Friday, September 09, 2022

A Helter-skelter Birthday, and more Lay-offs Aftermath

In the end my birthday was quite good. I feel pretty fragile after the last weeks; and not having experienced lay-offs in a company I've worked in before, the different impacts it's having are especially new, strange and painful.

But the messages from colleagues warmed me, also private messages in chats.

It was still a little bittersweet. There was a thread of tension throughout the day as I didn't get any birthday message from my manager. It wasn't clear if he was angry at me or not. (This morning, a message was waiting for me and I was relieved.)

And I used to look forward to seeing which birthday and work anniversary presents a colleague would send to me on behalf of the company (she chose customized ones). Because she quietly sourced ideas from teammates and in my case family members, I'd also enjoy guessing which person she'd asked. Now that colleague has been laid off.

But even teammates who were out sick or travelling sent affectionate messages, one of them had given me a bottle of limoncello on the way back from Italy.

That said, I have been so full of anxiety about not living up to what everyone expects or needs from me, that it was hard to accept the kindness.

It was a relief to log off at 4:45 p.m. T. had already arrived and Uncle Pu had just rung the doorbell ten minutes earlier. Ge. had, the day before, bought gummy bears, wine gums, After Eights and fizzy gummy strips for my birthday, and I had begun to eat them.

Then we went to a Chinese restaurant in the neighbourhood, where we met Uncle M. and had a family meal of sweet-and-sour pork, chicken with peanuts, aubergines, spicy shredded potato, and cabbage with mushroom. We had two pots of jasmine tea, and of course rice to go with the meal.

Afterward we returned home for conversation, a round of limoncello, the candy as well as mochi ice cream balls that Ge. had also bought because he knows I like them (they were also a tribute to D., in a way, as he first introduced us to them on Hawaii).

All of this made me much more cheerful and 'balanced,' I guess one can say.

The evening also took a more dystopian bent, however, as we all listened to the news of Queen Elizabeth II's death.

*

Today was quite hard, though better because of the mini-reconciliation with my manager.

I've become so uncomfortable about client-facing colleagues and the management level feeling that they don't know what I'm doing when they'd like me to do something for them, that yesterday and today I've constantly been detailing in my Slack statuses what client I'm working on, or if I'm in a meeting, etc.

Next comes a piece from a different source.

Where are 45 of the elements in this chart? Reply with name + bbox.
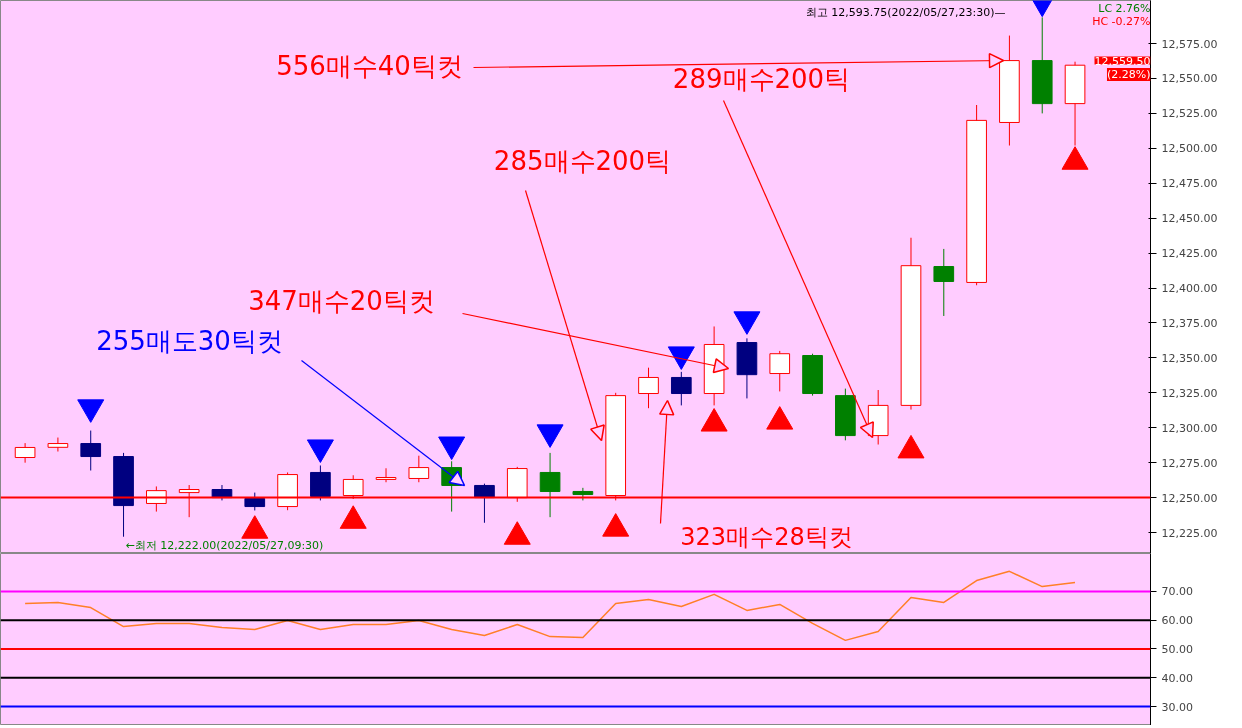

Today I was supposed to receive my performance review from my manager. But after the disagreements we've had over the past week I was worried that he would feel obliged to re-write it and make it a lot less positive for accuracy's sake. It was a risk I've knowingly incurred all week, but it was really hard.

In the end we just mutually agreed to discuss the more urgent topic of reorganizing my team's workflow. What made it even more awkward, however, was that I was six minutes late to our video call; I had looked at the calendar and somehow seen a blank after the lunch hour instead of a scheduled meeting, so he had to write me a reminder about our meeting. It was, to the unprejudiced mind that did not experience the same brain misfire that I did, an incredibly shady thing for me to do.

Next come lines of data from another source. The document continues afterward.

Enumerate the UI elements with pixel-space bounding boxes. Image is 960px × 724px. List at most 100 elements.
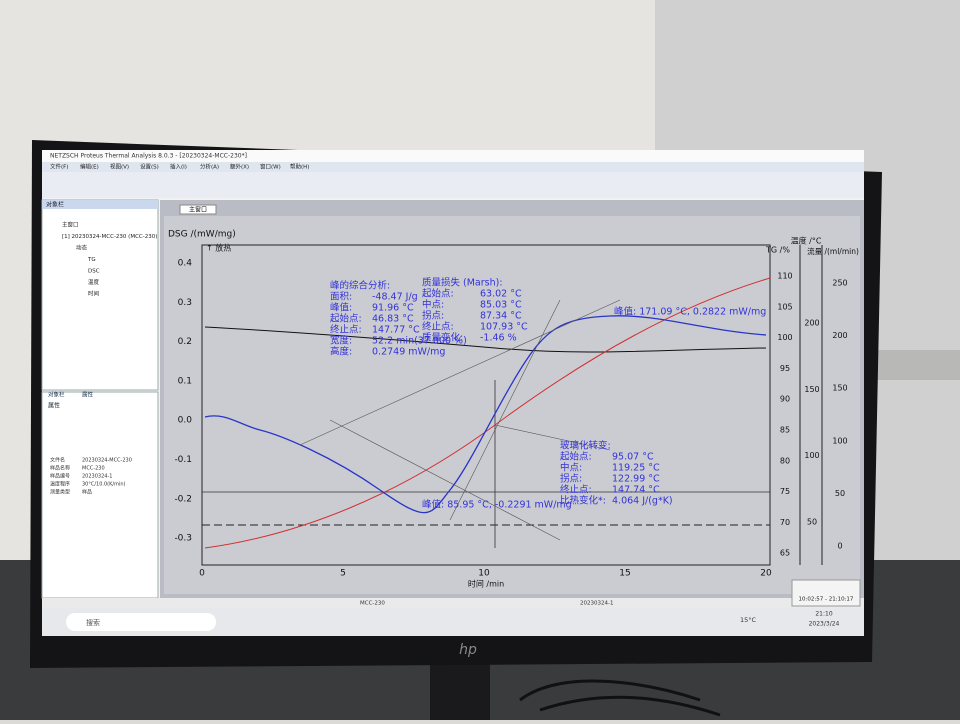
exo-label: ↑ 放热: [206, 243, 231, 253]
annotation-label: 中点:: [560, 462, 582, 474]
annotation-value: 147.77 °C: [372, 325, 420, 336]
title-bar: [42, 150, 864, 162]
dsg-curve: [204, 315, 767, 514]
tree-item[interactable]: 时间: [88, 290, 99, 298]
property-header: 属性: [48, 402, 60, 410]
menu-item[interactable]: 额外(X): [230, 163, 249, 171]
toolbar: [42, 172, 864, 198]
tg-curve: [204, 326, 767, 353]
annotation-label: 比热变化*:: [560, 495, 606, 507]
annotation-title: 质量损失 (Marsh):: [422, 277, 503, 289]
y-tick-label: 0.2: [178, 337, 192, 347]
status-text: MCC-230: [360, 601, 385, 607]
x-tick-label: 5: [340, 569, 346, 579]
annotation-label: 起始点:: [330, 313, 362, 325]
annotation-label: 质量变化:: [422, 332, 463, 344]
x-tick-label: 0: [199, 569, 205, 579]
peak-label: 峰值: 85.95 °C, -0.2291 mW/mg: [422, 499, 572, 511]
tg-tick-label: 95: [780, 364, 790, 373]
x-label: 时间 /min: [468, 579, 504, 589]
annotation-value: 107.93 °C: [480, 322, 528, 333]
temp-tick-label: 200: [804, 319, 819, 328]
search-text[interactable]: 搜索: [86, 618, 100, 627]
temp-tick-label: 50: [807, 517, 817, 526]
flow-label: 流量 /(ml/min): [807, 246, 859, 256]
annotation-value: 52.2 min(37.000 %): [372, 336, 467, 347]
annotation-value: -48.47 J/g: [372, 292, 418, 303]
annotation-value: 4.064 J/(g*K): [612, 496, 673, 507]
tab[interactable]: [179, 204, 217, 215]
y-tick-label: -0.3: [174, 534, 192, 544]
menu-item[interactable]: 插入(I): [170, 163, 187, 171]
tg-tick-label: 100: [777, 333, 792, 342]
tree-item[interactable]: DSC: [88, 269, 100, 275]
annotation-value: 119.25 °C: [612, 463, 660, 474]
tree-item[interactable]: [1] 20230324-MCC-230 (MCC-230): [62, 234, 157, 240]
tree-header: [42, 200, 158, 209]
menu-item[interactable]: 帮助(H): [290, 163, 309, 171]
annotation-value: 122.99 °C: [612, 474, 660, 485]
status-text: 20230324-1: [580, 601, 613, 607]
property-name: 样品名称: [50, 465, 70, 472]
annotation-label: 起始点:: [560, 451, 592, 463]
tg-tick-label: 70: [780, 518, 790, 527]
annotation-value: 63.02 °C: [480, 289, 522, 300]
property-value: 20230324-MCC-230: [82, 458, 132, 464]
annotation-label: 高度:: [330, 346, 352, 358]
menu-bar: [42, 162, 864, 172]
annotation-value: 147.74 °C: [612, 485, 660, 496]
tree-item[interactable]: 温度: [88, 278, 100, 286]
menu-item[interactable]: 编辑(E): [80, 163, 99, 171]
tree-panel: [41, 199, 159, 391]
annotation-value: 95.07 °C: [612, 452, 654, 463]
y-tick-label: 0.0: [178, 416, 193, 426]
annotation-label: 中点:: [422, 299, 444, 311]
y-tick-label: 0.1: [178, 376, 192, 386]
tree-header: 对象栏: [46, 201, 64, 209]
flow-tick-label: 250: [832, 279, 847, 288]
tg-tick-label: 80: [780, 456, 790, 465]
flow-tick-label: 100: [832, 436, 847, 445]
x-tick-label: 10: [478, 569, 490, 579]
annotation-value: 85.03 °C: [480, 300, 522, 311]
annotation-label: 终止点:: [330, 324, 362, 336]
tg-tick-label: 105: [777, 302, 792, 311]
tab-label[interactable]: 主窗口: [189, 206, 207, 214]
y-tick-label: 0.4: [178, 259, 193, 269]
annotation-label: 拐点:: [422, 310, 444, 322]
tree-item[interactable]: 动态: [76, 244, 88, 252]
menu-item[interactable]: 窗口(W): [260, 163, 281, 171]
tg-tick-label: 65: [780, 549, 790, 558]
tree-item[interactable]: 主窗口: [62, 221, 79, 229]
menu-item[interactable]: 分析(A): [200, 163, 219, 171]
flow-tick-label: 0: [837, 542, 842, 551]
logo: hp: [459, 642, 477, 658]
tangents: [299, 299, 621, 541]
stand: [430, 655, 490, 720]
annotation-label: 面积:: [330, 291, 352, 303]
x-tick-label: 20: [760, 569, 772, 579]
y-tick-label: -0.1: [174, 455, 192, 465]
tg-tick-label: 75: [780, 487, 790, 496]
tg-label: TG /%: [765, 246, 790, 255]
annotation-value: 0.2749 mW/mg: [372, 347, 445, 358]
annotation-label: 起始点:: [422, 288, 454, 300]
annotation-title: 峰的综合分析:: [330, 280, 390, 292]
property-value: 30°C/10.0(K/min): [82, 482, 126, 488]
menu-item[interactable]: 文件(F): [50, 163, 68, 171]
property-name: 温度程序: [50, 481, 70, 488]
clock-date: 2023/3/24: [809, 621, 840, 628]
menu-item[interactable]: 设置(S): [140, 163, 159, 171]
tg-tick-label: 110: [777, 272, 792, 281]
menu-item[interactable]: 视图(V): [110, 163, 129, 171]
property-name: 样品编号: [50, 473, 70, 480]
peak-label: 峰值: 171.09 °C, 0.2822 mW/mg: [614, 306, 766, 318]
panel-tab[interactable]: 对象栏: [48, 391, 65, 399]
y-tick-label: 0.3: [178, 298, 192, 308]
panel-tab[interactable]: 属性: [82, 391, 94, 399]
temp-tick-label: 150: [804, 385, 819, 394]
tree-item[interactable]: TG: [87, 257, 96, 263]
property-value: 20230324-1: [82, 474, 112, 480]
search-box[interactable]: [66, 613, 216, 631]
tooltip-text: 10:02:57 - 21:10:17: [799, 597, 854, 603]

That said, my manager seemed a bit more grieved than angry about my requesting vacation on the grounds that my limits were being ignored. As I'd half-suspected, he worried that he'd gone too far earlier this week, and seemed inclined to blame himself — when I'm not sure if I behaved totally correctly. Because he is shouldering so many tasks and burdens, I feel remorse about faulting him for maybe going further than he needs to.

In our meeting I did try to repeat my opinion that it was a natural reaction to the layoffs to overdo; it is just that colleagues like me have had the opposite reaction and have become less responsive — a matter of different styles, not one approach being intentional or correct compared to the other.

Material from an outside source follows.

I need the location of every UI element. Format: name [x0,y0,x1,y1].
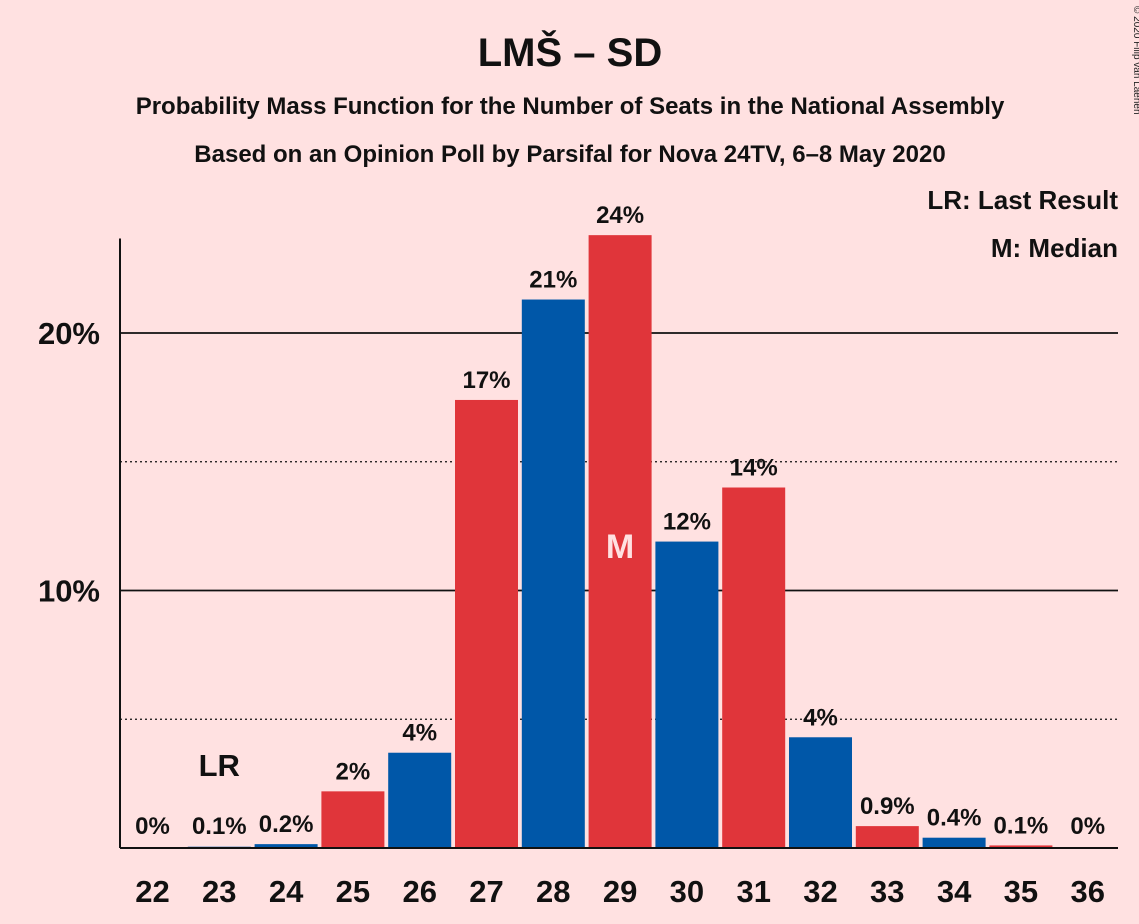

Then I attended a meeting, of the team leads of my corner of the company, that intensely dove into two topics that don't touch on my work at all. The management level above mine almost seemed to shout at each other — totally unusual. I wrote to my manager afterward telling him my impression, saying that it wasn't my business to know the details of what's going on with his peers (and that he'd seemed calmer than they did) but that I hoped things were OK, and that I apologized for potentially adding to any chaos. He said that he was taking responsibility for it and would try to improve the next meeting. But while I think he can probably exert a good influence, I also didn't think it was his fault.

*

Anyway, I'm going into a whole lot of detail here. But it does fascinate me how much harm strategic glitches and the decision to fire so many people in a large organization can do to the fabric of a company, even aside from the massive effect on the people who were fired.